Saturday, July 29, 2006

Patton had it figured out 60+ years ago

From PattonHQ, of course.
It took me a long time to realize just how much a student of medieval history could gain from observing the Arab.

It seems to me a certainty that the fatalistic teachings of Mohammed and the utter degradation of the Arab women are the outstanding causes for the arrested development of the Arab. He is exactly as he was around the year 700, while we have been developing.
Yep. And it flows with his ideas on history.
I have a notion that usually the great things a man does appear to be great only after we have passed them. When they are at hand they are normal decisions and are done without knowledge. In the case of a General, for example, the almost superhuman knowledge which he is supposed to possess exists only in the mind of his biographer.

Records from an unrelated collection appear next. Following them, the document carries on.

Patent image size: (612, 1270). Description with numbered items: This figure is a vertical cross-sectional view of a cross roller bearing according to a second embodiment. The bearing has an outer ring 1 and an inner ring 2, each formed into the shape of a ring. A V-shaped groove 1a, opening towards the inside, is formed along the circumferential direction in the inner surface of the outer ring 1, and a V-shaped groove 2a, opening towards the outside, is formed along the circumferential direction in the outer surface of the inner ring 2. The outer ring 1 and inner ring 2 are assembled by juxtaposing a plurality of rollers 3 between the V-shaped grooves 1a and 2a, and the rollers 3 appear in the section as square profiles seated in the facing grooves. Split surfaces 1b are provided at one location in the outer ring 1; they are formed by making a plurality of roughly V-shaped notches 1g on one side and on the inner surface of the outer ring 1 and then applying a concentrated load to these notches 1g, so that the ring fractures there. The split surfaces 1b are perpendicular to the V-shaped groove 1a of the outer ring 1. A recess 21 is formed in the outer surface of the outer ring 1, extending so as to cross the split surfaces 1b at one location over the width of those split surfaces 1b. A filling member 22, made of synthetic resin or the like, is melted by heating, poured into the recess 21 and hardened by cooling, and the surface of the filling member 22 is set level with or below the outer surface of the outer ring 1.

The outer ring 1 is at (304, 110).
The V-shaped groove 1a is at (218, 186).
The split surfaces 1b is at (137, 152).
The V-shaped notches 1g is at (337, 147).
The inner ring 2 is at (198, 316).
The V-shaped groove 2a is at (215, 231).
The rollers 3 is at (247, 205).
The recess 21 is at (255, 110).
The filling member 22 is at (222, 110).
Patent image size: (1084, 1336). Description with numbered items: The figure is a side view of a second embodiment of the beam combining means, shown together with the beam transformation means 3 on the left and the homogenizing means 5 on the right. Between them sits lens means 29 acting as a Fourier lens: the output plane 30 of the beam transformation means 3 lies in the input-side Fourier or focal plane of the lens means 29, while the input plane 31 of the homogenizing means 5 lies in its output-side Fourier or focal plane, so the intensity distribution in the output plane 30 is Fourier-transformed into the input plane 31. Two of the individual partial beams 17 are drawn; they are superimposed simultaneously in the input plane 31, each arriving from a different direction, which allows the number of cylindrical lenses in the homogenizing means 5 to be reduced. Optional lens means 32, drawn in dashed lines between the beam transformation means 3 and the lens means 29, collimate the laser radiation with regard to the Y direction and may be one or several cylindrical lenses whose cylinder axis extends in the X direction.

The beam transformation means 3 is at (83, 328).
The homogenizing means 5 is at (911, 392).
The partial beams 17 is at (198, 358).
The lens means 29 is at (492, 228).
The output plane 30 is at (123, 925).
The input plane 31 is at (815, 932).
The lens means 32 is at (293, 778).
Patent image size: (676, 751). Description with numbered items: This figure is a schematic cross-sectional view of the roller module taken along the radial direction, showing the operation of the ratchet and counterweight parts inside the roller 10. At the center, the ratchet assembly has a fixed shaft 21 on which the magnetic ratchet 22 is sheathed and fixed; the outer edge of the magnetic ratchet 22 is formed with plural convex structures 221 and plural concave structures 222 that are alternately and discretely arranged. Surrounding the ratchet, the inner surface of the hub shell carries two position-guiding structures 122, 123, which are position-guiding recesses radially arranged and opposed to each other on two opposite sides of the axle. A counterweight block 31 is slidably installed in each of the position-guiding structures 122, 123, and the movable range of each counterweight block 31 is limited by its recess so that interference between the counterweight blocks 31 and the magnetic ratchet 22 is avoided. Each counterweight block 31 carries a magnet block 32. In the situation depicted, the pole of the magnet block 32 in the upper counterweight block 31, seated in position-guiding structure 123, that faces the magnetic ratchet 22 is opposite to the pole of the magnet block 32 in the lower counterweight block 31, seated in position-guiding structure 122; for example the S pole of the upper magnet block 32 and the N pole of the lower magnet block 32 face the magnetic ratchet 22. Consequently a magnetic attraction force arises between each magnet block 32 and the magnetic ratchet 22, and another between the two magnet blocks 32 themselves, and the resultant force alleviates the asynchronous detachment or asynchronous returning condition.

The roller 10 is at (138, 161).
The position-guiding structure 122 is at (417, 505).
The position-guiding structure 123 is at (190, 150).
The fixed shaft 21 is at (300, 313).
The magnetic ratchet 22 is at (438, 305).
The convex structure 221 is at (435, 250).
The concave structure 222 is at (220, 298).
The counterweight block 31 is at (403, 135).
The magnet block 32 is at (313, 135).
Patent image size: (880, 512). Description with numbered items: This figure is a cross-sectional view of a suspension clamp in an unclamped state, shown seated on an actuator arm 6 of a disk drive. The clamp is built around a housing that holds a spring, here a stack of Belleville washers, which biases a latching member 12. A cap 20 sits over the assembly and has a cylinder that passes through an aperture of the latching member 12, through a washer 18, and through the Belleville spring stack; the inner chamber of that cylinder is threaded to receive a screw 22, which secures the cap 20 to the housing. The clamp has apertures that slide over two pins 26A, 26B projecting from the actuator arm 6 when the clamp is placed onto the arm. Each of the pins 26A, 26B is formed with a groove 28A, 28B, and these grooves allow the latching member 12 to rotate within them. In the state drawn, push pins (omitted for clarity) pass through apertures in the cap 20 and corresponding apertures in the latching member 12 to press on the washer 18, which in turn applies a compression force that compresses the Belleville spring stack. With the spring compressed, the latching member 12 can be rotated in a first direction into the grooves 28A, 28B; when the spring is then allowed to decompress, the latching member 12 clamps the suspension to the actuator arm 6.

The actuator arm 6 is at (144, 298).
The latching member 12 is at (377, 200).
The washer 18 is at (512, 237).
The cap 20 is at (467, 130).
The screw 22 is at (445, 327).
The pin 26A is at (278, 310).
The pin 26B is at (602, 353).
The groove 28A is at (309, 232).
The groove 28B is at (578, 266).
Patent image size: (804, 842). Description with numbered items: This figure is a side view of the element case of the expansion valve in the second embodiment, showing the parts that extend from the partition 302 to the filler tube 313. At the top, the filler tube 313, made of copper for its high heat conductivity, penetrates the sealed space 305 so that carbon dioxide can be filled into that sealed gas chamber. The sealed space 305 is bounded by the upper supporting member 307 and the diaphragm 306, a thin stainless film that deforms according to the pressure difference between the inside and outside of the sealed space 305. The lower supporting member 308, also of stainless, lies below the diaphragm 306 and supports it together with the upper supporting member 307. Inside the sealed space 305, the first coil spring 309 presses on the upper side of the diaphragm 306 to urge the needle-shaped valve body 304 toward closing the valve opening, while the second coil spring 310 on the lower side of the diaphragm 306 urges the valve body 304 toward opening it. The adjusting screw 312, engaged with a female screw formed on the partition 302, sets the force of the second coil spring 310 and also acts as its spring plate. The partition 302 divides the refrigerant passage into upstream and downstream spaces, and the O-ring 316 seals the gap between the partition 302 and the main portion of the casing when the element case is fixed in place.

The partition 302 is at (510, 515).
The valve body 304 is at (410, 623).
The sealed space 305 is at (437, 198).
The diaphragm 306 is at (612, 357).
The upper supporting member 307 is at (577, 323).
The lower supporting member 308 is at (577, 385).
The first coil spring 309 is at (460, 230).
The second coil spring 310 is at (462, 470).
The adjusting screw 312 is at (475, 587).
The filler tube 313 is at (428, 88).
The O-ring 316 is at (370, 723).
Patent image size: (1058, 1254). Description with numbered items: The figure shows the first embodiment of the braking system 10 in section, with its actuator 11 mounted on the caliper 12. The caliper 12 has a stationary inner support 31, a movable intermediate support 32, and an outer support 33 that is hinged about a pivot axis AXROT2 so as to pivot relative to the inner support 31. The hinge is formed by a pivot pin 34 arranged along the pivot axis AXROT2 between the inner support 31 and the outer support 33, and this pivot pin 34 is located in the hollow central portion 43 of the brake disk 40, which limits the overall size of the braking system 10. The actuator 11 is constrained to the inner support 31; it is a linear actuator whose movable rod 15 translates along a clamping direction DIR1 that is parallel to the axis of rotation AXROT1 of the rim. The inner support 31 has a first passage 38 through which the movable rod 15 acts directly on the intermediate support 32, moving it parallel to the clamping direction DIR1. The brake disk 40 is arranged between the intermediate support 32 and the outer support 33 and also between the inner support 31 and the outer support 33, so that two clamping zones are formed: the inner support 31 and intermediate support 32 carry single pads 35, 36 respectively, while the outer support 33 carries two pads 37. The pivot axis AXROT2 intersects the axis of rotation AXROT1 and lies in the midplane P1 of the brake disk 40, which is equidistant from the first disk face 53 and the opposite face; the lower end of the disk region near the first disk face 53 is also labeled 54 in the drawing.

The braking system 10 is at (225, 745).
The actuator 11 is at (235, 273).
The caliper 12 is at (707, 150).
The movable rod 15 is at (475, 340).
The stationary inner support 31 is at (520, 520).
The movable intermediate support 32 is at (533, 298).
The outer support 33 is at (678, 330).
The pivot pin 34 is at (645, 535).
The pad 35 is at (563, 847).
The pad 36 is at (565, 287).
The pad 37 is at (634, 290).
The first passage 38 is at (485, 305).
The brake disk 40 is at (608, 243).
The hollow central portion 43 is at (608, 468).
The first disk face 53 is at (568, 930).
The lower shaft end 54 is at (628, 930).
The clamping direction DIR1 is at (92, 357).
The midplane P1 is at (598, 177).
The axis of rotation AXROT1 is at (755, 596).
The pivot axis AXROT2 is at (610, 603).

I believe that for a man to become a great soldier it is necessary for him to be so thoroughly conversant with all sorts of military possibilities that whenever an occasion arises, he has at hand, without effort on his part, a parallel. To attain this end, I believe that it is necessary for a man to begin to read military history in it's earliest and crudest form and to follow it down in natural sequence, permitting his mind to grow with his subject until he can grasp, without any effort, the most abstract question of the Science of War because he is already permeated with it's elements.

We disregard the lessons of history.

I am convinced that more emphasis should be placed on history. The purpose of history is to learn how human beings react when exposed to the danger of wounds or death, and how high ranking individuals react when submitted to the onerous responsibility of conducting war or the preparation of war.